In appreciating the practical working of these numerous dicasteries at Athens, in comparison with such justice as might have been expected from individual magistrates, we have to consider: first, that personal and pecuniary corruption seems to have been a common vice among the leading men of Athens and Sparta, when acting individually or in boards of a few members, and not uncommon even with the kings of Sparta; next, that in the Grecian cities generally, as we know even from the oligarchical Xenophon (he particularly excepts Sparta), the rich and great men were not only insubordinate to the magistrates, but made a parade of showing that they cared nothing about them. We know also from the same unsuspected source, that while the poorer Athenian citizens who served on shipboard were distinguished for the strictest discipline, the hoplites or middling burghers who formed the infantry were less obedient, and the rich citizens who served on horseback the most disobedient of all.

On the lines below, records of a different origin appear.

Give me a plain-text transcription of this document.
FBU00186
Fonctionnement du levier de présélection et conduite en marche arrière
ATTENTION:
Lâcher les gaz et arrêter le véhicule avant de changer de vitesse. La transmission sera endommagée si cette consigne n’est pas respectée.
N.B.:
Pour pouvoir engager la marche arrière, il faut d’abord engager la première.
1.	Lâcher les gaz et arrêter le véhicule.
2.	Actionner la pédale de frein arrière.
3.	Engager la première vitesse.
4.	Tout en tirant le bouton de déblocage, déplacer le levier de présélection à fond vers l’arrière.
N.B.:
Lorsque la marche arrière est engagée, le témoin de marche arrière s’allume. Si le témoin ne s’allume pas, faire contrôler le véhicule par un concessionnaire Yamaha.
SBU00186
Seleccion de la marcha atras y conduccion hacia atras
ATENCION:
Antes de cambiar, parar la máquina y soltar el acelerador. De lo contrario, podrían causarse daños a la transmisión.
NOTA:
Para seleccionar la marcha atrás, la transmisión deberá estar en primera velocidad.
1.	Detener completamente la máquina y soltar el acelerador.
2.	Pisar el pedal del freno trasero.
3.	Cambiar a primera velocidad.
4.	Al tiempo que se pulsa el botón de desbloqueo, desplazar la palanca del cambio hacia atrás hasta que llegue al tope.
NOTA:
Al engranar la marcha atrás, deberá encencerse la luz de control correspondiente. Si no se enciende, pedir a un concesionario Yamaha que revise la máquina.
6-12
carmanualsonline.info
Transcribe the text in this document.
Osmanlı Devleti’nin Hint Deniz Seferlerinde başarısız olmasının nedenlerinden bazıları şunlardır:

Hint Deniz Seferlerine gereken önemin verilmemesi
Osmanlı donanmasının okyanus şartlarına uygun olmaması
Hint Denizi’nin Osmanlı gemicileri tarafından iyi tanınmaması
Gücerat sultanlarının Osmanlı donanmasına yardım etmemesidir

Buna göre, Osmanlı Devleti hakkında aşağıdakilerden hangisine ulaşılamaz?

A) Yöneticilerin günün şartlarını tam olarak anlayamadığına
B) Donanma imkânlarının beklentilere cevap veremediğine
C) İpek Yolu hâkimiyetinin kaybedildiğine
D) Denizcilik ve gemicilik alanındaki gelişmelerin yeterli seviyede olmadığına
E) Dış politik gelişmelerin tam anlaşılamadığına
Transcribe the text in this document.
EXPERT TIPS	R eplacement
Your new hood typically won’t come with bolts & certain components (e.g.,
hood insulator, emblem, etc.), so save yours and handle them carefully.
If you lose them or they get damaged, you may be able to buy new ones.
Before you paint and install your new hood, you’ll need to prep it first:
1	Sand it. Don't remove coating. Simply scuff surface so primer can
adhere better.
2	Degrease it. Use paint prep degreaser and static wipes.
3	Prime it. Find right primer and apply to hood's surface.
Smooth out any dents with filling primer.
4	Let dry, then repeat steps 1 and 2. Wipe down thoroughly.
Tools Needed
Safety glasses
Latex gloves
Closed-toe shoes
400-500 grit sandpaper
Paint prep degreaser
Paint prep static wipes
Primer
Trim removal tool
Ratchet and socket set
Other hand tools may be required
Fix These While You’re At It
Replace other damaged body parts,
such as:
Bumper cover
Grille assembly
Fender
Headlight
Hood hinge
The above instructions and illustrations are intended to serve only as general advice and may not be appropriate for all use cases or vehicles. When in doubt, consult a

To make rich criminals amenable to justice has been found so difficult everywhere, until a recent period of history, that we should be surprised if it were otherwise in Greece. When we follow the reckless demeanour of rich men like Critias, Alcibiades, and Midias, even under the full-grown democracy of Athens, we may be sure that their predecessors under the Clisthenean constitution would have been often too formidable to be punished or kept down by an individual archon of ordinary firmness, even assuming him to be upright and well-intentioned. Now the dicasteries established by Pericles were inaccessible both to corruption and intimidation: their number, their secret suffrage, and the impossibility of knowing beforehand what individuals would sit in any particular cause, prevented both the one and the other. And besides that the magnitude of their number, extravagant according to our ideas of judicial business, was essential to this tutelary effect—it served further to render the trial solemn and the verdict imposing on the minds of parties and spectators, as we may see by the fact that, in important causes the dicastery was doubled or tripled. Nor was it possible by any other means than numbers to give dignity to an assembly of citizens, of whom many were poor, some old, and all were despised individually by rich accused persons who were brought before them—as Aristophanes and Xenophon give us plainly to understand. If we except the strict and peculiar educational discipline of Sparta, these numerous dicasteries afforded the only organ which Grecian politics could devise, for getting redress against powerful criminals, public as well as private, and for obtaining a sincere and uncorrupt verdict.

Taking the general working of the dicasteries, we shall find that they are nothing but jury-trial applied on a scale broad, systematic, unaided, and uncontrolled, beyond all other historical experience—and that they therefore exhibit in exaggerated proportions both the excellences and the defects characteristic of the jury system, as compared with decision by trained and professional judges. All the encomiums, which it is customary to pronounce upon jury-trial, will be found predicable of the Athenian dicasteries in a still greater degree; all the reproaches, which can be addressed on good ground to the dicasteries, will apply to modern juries also, though in a less degree.